Zeżreć smog

przez Editor

Zanieczyszczenie powietrza to jeden z najpilniejszych problemów do rozwiązania. A zarazem jeden z najtrudniejszych. Chociaż nie beznadziejnym. Jest kilka sposobów na walkę ze smogiem – może być zjadany, filtrowany albo wysysany.


Mech pożerający smog

Walka ze smogiem trwa od dziesięcioleci i trwać będzie kolejne lata. Żeby przyspieszyć ten proces, młodzi wynalazcy z niemieckiej firmy Green City Solutions wyselekcjonowali z pośród kilku tysięcy gatunków mchu ten o dużych zdolnościach pochłaniania pyłów i stworzyli miejski inhalator CityTree – urządzenie-rzeźbę, pokryte mchem pochłaniającym tyle zanieczyszczonego powietrza co 275 drzew. I co istotne – zajmuje on w miejskiej przestrzeni o 99 procent mniej miejsca. Z powodzeniem sprawdza się już w 11 miastach w 5 krajach. Wynalazek planuje zainstalować także Zarząd Zieleni Miejskiej w Krakowie. Skoro urządzenie ma tak dobre wyniki, dlaczego tylko jedno i tylko w Krakowie? Powód, jak można się domyślić, jest finansowy. Koszt jednej instalacji CityTree to – bagatela – 100 tys. złotych. Ale i na to jest sposób. Z powodzeniem można zaadoptować istniejące konstrukcje, jak chociażby wiaty na przystankach autobusowych i tramwajowych czy dachy budynków, które doskonale mogą posłużyć jako baza pod mech. Przystanki – ale nie tylko – można wykorzystać i w inny sposób.
Przystanek filtrujący powietrze

Architektura antysmogowa to nowy trend w przestrzeni miejskiej. Wertykalne lasy są doskonałą odpowiedzią na zanieczyszczone powietrze. Kompozycje roślin pochłaniających smog umieszcza się na elewacjach, wieżach i różnych innych pionowych elementach miejskiej przestrzeni.

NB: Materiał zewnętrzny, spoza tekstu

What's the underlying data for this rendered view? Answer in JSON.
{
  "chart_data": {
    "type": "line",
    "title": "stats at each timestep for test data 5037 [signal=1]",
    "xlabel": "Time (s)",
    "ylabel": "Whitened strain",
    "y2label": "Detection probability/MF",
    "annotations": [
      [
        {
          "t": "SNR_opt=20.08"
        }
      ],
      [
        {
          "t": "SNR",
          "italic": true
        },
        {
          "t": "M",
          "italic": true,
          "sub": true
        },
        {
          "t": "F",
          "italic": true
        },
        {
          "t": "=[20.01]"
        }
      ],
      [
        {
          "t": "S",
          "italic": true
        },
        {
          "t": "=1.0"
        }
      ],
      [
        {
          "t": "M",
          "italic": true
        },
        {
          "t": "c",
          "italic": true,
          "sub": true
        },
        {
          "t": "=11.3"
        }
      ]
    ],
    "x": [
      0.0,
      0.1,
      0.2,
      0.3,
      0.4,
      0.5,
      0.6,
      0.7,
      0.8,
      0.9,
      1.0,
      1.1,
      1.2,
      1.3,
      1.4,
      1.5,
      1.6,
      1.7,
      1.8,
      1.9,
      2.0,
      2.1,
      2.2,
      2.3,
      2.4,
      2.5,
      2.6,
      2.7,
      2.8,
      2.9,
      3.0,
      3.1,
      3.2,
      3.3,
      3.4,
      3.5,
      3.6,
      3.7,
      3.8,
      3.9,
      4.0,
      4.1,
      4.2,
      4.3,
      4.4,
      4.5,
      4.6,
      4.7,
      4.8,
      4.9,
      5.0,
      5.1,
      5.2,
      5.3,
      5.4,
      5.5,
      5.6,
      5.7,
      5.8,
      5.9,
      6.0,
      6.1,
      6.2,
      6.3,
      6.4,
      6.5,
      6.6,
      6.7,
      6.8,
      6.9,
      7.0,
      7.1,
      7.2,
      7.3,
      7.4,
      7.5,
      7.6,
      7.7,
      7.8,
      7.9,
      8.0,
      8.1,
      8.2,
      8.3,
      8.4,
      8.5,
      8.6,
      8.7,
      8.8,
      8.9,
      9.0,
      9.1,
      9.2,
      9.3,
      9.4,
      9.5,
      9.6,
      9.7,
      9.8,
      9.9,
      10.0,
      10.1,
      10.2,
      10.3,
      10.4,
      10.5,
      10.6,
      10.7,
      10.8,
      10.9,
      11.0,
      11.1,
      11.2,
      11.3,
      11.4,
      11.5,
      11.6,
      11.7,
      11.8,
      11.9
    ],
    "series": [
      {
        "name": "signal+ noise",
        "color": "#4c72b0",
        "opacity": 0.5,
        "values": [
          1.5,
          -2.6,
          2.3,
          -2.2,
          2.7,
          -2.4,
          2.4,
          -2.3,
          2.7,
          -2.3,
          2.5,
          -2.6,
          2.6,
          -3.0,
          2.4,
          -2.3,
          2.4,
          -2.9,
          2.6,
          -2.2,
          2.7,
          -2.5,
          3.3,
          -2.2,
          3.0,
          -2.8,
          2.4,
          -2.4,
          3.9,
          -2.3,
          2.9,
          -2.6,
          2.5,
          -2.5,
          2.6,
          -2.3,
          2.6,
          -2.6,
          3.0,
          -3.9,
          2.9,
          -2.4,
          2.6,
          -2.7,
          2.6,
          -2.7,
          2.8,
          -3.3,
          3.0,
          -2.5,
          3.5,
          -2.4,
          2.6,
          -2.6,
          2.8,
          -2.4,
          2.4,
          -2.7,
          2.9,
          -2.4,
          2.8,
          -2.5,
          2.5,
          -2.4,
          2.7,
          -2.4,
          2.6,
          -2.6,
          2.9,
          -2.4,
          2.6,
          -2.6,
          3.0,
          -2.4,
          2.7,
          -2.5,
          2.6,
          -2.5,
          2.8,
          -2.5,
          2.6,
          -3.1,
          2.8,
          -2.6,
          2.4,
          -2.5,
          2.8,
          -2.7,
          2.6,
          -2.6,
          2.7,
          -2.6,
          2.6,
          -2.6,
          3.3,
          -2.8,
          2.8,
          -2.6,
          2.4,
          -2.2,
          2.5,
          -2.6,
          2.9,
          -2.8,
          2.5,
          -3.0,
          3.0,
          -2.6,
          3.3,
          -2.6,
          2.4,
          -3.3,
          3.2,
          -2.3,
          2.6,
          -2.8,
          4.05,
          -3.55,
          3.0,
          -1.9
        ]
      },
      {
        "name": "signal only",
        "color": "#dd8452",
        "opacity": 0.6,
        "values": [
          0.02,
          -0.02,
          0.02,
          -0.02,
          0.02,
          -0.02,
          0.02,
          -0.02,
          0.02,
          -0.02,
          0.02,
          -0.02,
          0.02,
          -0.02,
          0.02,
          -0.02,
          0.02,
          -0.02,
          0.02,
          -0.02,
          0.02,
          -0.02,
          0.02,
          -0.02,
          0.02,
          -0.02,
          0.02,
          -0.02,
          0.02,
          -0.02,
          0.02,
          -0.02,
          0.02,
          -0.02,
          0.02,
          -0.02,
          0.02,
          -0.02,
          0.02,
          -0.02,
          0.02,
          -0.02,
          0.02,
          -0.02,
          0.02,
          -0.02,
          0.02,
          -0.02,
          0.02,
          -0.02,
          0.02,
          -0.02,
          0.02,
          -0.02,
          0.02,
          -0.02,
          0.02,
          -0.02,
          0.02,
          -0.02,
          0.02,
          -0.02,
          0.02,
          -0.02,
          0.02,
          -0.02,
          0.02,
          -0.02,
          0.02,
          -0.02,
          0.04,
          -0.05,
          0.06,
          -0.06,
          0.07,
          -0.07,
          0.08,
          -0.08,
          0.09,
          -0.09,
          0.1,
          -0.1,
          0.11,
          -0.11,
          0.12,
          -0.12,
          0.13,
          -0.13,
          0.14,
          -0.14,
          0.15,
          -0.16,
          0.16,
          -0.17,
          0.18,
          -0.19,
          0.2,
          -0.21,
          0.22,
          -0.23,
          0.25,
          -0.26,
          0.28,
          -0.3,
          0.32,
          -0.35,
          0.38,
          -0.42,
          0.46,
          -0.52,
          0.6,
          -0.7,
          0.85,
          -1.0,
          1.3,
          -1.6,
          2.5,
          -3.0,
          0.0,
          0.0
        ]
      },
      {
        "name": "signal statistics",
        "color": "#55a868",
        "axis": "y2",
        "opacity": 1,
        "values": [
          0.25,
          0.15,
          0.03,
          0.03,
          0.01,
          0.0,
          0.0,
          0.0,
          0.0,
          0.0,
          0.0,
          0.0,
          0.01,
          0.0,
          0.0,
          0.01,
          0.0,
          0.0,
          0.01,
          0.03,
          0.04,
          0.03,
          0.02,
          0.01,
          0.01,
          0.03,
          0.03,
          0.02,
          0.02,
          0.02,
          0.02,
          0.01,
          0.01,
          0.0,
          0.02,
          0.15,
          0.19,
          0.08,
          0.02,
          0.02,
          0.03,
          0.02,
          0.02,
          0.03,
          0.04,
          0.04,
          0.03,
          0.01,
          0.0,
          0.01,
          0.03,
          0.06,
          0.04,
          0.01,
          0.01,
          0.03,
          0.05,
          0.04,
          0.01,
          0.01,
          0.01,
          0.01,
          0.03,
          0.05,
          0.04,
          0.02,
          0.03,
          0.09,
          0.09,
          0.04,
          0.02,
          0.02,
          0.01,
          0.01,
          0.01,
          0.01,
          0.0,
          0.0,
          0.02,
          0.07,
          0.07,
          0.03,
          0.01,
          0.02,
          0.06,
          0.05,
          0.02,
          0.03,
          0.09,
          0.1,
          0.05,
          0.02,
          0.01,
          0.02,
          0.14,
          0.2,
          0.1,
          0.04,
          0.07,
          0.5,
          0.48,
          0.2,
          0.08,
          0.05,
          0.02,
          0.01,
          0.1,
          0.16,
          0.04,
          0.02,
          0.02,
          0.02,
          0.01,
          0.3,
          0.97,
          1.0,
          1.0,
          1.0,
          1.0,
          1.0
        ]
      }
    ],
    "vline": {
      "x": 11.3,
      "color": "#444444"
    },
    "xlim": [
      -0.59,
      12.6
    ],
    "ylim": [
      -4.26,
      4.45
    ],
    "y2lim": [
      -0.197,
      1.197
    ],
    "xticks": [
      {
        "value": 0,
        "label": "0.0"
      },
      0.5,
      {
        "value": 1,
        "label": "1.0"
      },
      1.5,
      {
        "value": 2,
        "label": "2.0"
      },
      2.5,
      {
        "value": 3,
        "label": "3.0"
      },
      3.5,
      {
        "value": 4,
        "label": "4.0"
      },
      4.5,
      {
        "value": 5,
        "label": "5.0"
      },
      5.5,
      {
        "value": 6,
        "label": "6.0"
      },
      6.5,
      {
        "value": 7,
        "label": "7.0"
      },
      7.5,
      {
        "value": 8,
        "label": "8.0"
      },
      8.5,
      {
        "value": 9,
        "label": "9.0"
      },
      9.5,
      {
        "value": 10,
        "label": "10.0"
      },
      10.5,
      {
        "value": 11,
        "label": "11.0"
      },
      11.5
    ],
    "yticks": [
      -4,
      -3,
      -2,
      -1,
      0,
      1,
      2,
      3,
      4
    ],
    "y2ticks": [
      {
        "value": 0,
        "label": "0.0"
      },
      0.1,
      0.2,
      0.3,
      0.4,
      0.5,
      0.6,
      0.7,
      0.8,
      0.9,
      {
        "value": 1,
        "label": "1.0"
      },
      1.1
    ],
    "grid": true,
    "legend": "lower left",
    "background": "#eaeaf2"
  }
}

Kolejnym rozwiązaniem są filtry powietrza. Oczywiście nie sposób oczyścić całego miasta, ale można stworzyć miejsca z czystym powietrzem, jak chociażby zamknięte przystanki autobusowe i tramwajowe. To znakomity pomysł na wykorzystanie istniejącej architektury, zdecydowanie tańszy od budowania od podstaw nowych konstrukcji.
Wieża wysysająca smog

Brzmi i groźnie, i abstrakcyjnie, ale prace nad takim urządzeniem rozpoczął trzy lata temu duński projektant Daan Roosegaarde, który wymyślił czterometrowe wieże filtrujące powietrze. Zasysają od góry to zanieczyszczone, oczyszczają je i wydmuchują dołem świeże. Są największymi odkurzaczami na świecie. Jest to doskonały pomysł i na walkę ze smogiem i na urozmaicenie miejskiej przestrzeni. Prototypowa wieża ma powstać w Rotterdamie – obecnie poprzez stronę internetową Kickstarter trwa zbiórka funduszy na jej wybudowanie. Uzupełnieniem projektu jest biżuteria (pierścionki oraz spinki do mankietów) z oczkami z zatopioną w środku sadzą oddzieloną od powietrza.

Smogathon kopalnią świeżych pomysłów

W Krakowie od kilku lat organizowana jest 24-godzinna konkurs Smogathon – oddolna inicjatywa mieszkańców, w ramach której specjaliści z różnych dziedzin proponują rozwiązania do walki ze smogiem. Jednym z przykładów pomysłów zasugerowanych podczas Smogathonu są nowoczesne sensory wykrywające na podstawie dymów wydobywających się z kominów, w których domach palone są śmieci. W myśl zasady „lepiej zapobiegać niż leczyć”, zrodził się pomysł kotłów niskoemisyjnych, wydzielających aż o 95% mniej szkodliwych pyłów niż te starszej generacji. Kolejne rozwiązania to filtry do pomieszczeń, czujki zanieczyszczeń, wentylatory wymuszające cyrkulację powietrza, a także program komputerowy do samodzielnego wycięcia i złożenia maseczki antysmogowej. Zwycięzcą ostatniej edycji imprezy byli wspomniani na początku artykułu twórcy mchu pożerającego smog.

Jak widać pomysłów na pokonanie smogu jest wiele – zarówno tych bardziej konwencjonalnych, jak i tych niemal z kosmosu. Niektóre stanowią tylko prototypy lub koncepcje, ale wszystkie prezentują się obiecująco. Warto śledzić nowe antysmogowe trendy i naciskać na władze, aby wprowadzały je do naszych miast. Jeśli będziemy konsekwentni w naszych działaniach, smog niedługo przestanie być zagrożeniem.